En parte. Diría yo que menor. La responsabilidad recae sobre el circuito pegado al gran poder, que miente, finge, falsifica e induce a errores, siempre que le convenga la maniobra.
¿No parece justa la distribución de responsabilidades?
Ciertamente la responsabilidad mayor recae sobre quien autoriza, ejecuta o permite que se ejecuten acciones reñidas con la moral y las leyes, y no sobre los discretos personajes que las sugieren, bien aderezadas, pero la responsabilidad de quienes están junto al gran poder, es indudable. A menudo trágica.
Si gobernar un pequeño núcleo familiar es una labor compleja, llena de limitaciones (nunca se puede conseguir exactamente lo que usted quiere), gobernar un país es tarea espinosa, intrincada, enredosa e incesante en sus demandas de sabio equilibrio.
Esto, en caso de que el gobernante quiera hacer las cosas bien, teniendo en primer lugar el bien nacional.
Que no siempre es así.
En estos días los Estados Unidos sufren la inquietud de elegir un nuevo presidente o mantener al actual mandatario. Si el señor Kerry nos luce poco carismático -y lo sentimos-, el señor Bush ha demostrado ser irreflexivo y peligroso para su nación y para el mundo. Alguien decía, fantaseando, que, en verdad, para la elección presidencial norteamericana, dado el peso mundial de lo que decida tal personaje, debería votar no sólo el pueblo norteamericano, sino todo el planeta.
En Latinoamérica las elecciones presidenciales vienen a ser peligrosas, por el enorme poder que se pone en manos del ejecutivo.
No veo yo la hora en que en la práctica se reduzca, en nuestro país, la mala sombra del artículo 210 de la Constitución que impuso Pedro Santana a la Asamblea Constituyente en 1844, que terminaba estableciendo que el Presidente de la República puede «tomar todas las medidas que crea oportunas para la defensa y seguridad de la Nación, pudiendo, en consecuencia dar todas las órdenes, providencias y decretos que convengan, sin estar sujeto a responsabilidad alguna».
Los textos han cambiado, pero la esencia perdura en cierta forma, sin que cuenten leyes o disposiciones constitucionales.
Todo depende del Presidente.

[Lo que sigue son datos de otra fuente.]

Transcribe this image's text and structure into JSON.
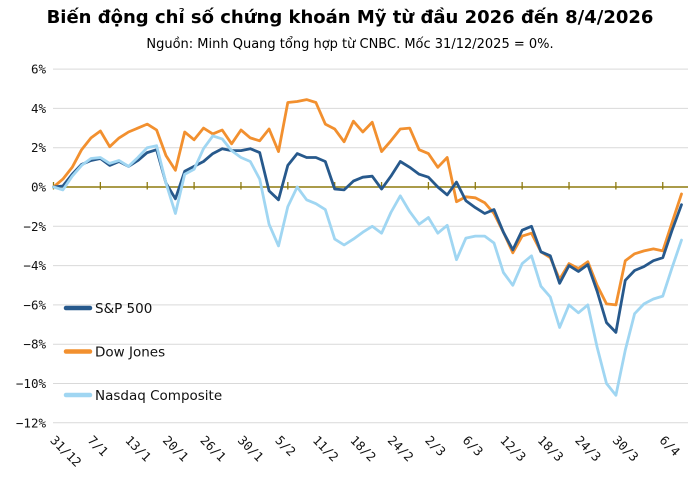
{
  "title": "Biến động chỉ số chứng khoán Mỹ từ đầu 2026 đến 8/4/2026",
  "subtitle": "Nguồn: Minh Quang tổng hợp từ CNBC. Mốc 31/12/2025 = 0%.",
  "colors": {
    "background": "#ffffff",
    "gridline": "#d9d9d9",
    "zero_axis": "#8d7a0f",
    "text": "#111111",
    "sp500": "#27598c",
    "dow": "#f2902f",
    "nasdaq": "#a0d6f2"
  },
  "chart_data": {
    "type": "line",
    "title": "Biến động chỉ số chứng khoán Mỹ từ đầu 2026 đến 8/4/2026",
    "subtitle": "Nguồn: Minh Quang tổng hợp từ CNBC. Mốc 31/12/2025 = 0%.",
    "ylabel": "",
    "xlabel": "",
    "unit": "%",
    "ylim": [
      -12,
      6
    ],
    "grid": "horizontal-only",
    "baseline": 0,
    "y_tick_labels": [
      "6%",
      "4%",
      "2%",
      "0%",
      "−2%",
      "−4%",
      "−6%",
      "−8%",
      "−10%",
      "−12%"
    ],
    "y_tick_values": [
      6,
      4,
      2,
      0,
      -2,
      -4,
      -6,
      -8,
      -10,
      -12
    ],
    "x_points_count": 68,
    "x_tick_labels": [
      {
        "index": 0,
        "label": "31/12"
      },
      {
        "index": 4,
        "label": "7/1"
      },
      {
        "index": 8,
        "label": "13/1"
      },
      {
        "index": 12,
        "label": "20/1"
      },
      {
        "index": 16,
        "label": "26/1"
      },
      {
        "index": 20,
        "label": "30/1"
      },
      {
        "index": 24,
        "label": "5/2"
      },
      {
        "index": 28,
        "label": "11/2"
      },
      {
        "index": 32,
        "label": "18/2"
      },
      {
        "index": 36,
        "label": "24/2"
      },
      {
        "index": 40,
        "label": "2/3"
      },
      {
        "index": 44,
        "label": "6/3"
      },
      {
        "index": 48,
        "label": "12/3"
      },
      {
        "index": 52,
        "label": "18/3"
      },
      {
        "index": 56,
        "label": "24/3"
      },
      {
        "index": 60,
        "label": "30/3"
      },
      {
        "index": 65,
        "label": "6/4"
      }
    ],
    "axis_tick_step": 5,
    "legend": {
      "position": "inside-left",
      "entries": [
        "S&P 500",
        "Dow Jones",
        "Nasdaq Composite"
      ]
    },
    "series": [
      {
        "name": "Dow Jones",
        "color": "#f2902f",
        "values": [
          0,
          0.4,
          1.0,
          1.9,
          2.5,
          2.85,
          2.05,
          2.5,
          2.8,
          3.0,
          3.2,
          2.9,
          1.6,
          0.85,
          2.8,
          2.4,
          3.0,
          2.7,
          2.9,
          2.2,
          2.9,
          2.5,
          2.35,
          2.95,
          1.8,
          4.3,
          4.35,
          4.45,
          4.3,
          3.2,
          2.95,
          2.3,
          3.35,
          2.8,
          3.3,
          1.8,
          2.35,
          2.95,
          3.0,
          1.9,
          1.7,
          1.0,
          1.5,
          -0.75,
          -0.5,
          -0.55,
          -0.8,
          -1.35,
          -2.3,
          -3.35,
          -2.5,
          -2.35,
          -3.3,
          -3.6,
          -4.7,
          -3.9,
          -4.15,
          -3.8,
          -5.0,
          -5.95,
          -6.0,
          -3.75,
          -3.4,
          -3.25,
          -3.15,
          -3.25,
          -1.8,
          -0.35
        ]
      },
      {
        "name": "S&P 500",
        "color": "#27598c",
        "values": [
          0,
          0.05,
          0.65,
          1.15,
          1.35,
          1.45,
          1.1,
          1.3,
          1.05,
          1.35,
          1.75,
          1.9,
          0.2,
          -0.6,
          0.8,
          1.05,
          1.3,
          1.7,
          1.95,
          1.85,
          1.85,
          1.95,
          1.75,
          -0.2,
          -0.65,
          1.1,
          1.7,
          1.5,
          1.5,
          1.3,
          -0.1,
          -0.15,
          0.3,
          0.5,
          0.55,
          -0.1,
          0.55,
          1.3,
          1.0,
          0.65,
          0.5,
          0.0,
          -0.4,
          0.25,
          -0.7,
          -1.05,
          -1.35,
          -1.15,
          -2.3,
          -3.2,
          -2.2,
          -2.0,
          -3.3,
          -3.5,
          -4.9,
          -4.0,
          -4.3,
          -3.95,
          -5.3,
          -6.9,
          -7.4,
          -4.75,
          -4.25,
          -4.05,
          -3.75,
          -3.6,
          -2.2,
          -0.9
        ]
      },
      {
        "name": "Nasdaq Composite",
        "color": "#a0d6f2",
        "values": [
          0,
          -0.15,
          0.55,
          1.1,
          1.45,
          1.5,
          1.2,
          1.35,
          1.05,
          1.5,
          2.0,
          2.1,
          0.2,
          -1.35,
          0.65,
          0.9,
          1.95,
          2.6,
          2.45,
          1.85,
          1.5,
          1.3,
          0.4,
          -1.9,
          -3.0,
          -1.0,
          0.0,
          -0.65,
          -0.85,
          -1.15,
          -2.65,
          -2.95,
          -2.65,
          -2.3,
          -2.0,
          -2.35,
          -1.3,
          -0.45,
          -1.25,
          -1.9,
          -1.55,
          -2.35,
          -1.95,
          -3.7,
          -2.6,
          -2.5,
          -2.5,
          -2.85,
          -4.35,
          -5.0,
          -3.9,
          -3.5,
          -5.05,
          -5.6,
          -7.15,
          -6.0,
          -6.4,
          -6.0,
          -8.15,
          -10.0,
          -10.6,
          -8.3,
          -6.45,
          -5.95,
          -5.7,
          -5.55,
          -4.1,
          -2.7
        ]
      }
    ]
  }
}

Así vemos, para ofrecer un ejemplo tonto, que los carros de concho muestran un sello, especie de medallón, donde se lee: «Presidencia de la República» sobre toda información sobre registro o permiso.
Todo esto corre en perjuicio del Presidente, porque lo involucra en todo. Siguiendo con el burdo ejemplo, si uno ve un vehículo destartalado, sin luces, echando humo por el escape como una locomotora vieja, con las puertas podridas que no cierran y hay que agarrarlas con la mano, se duele que tenga un sello implicando la aprobación de la Presidencia de la República.
Tenemos que cambiar muchas cosas.
Por suerte el presidente Fernández da muestras de estar enterado, y bien dispuesto.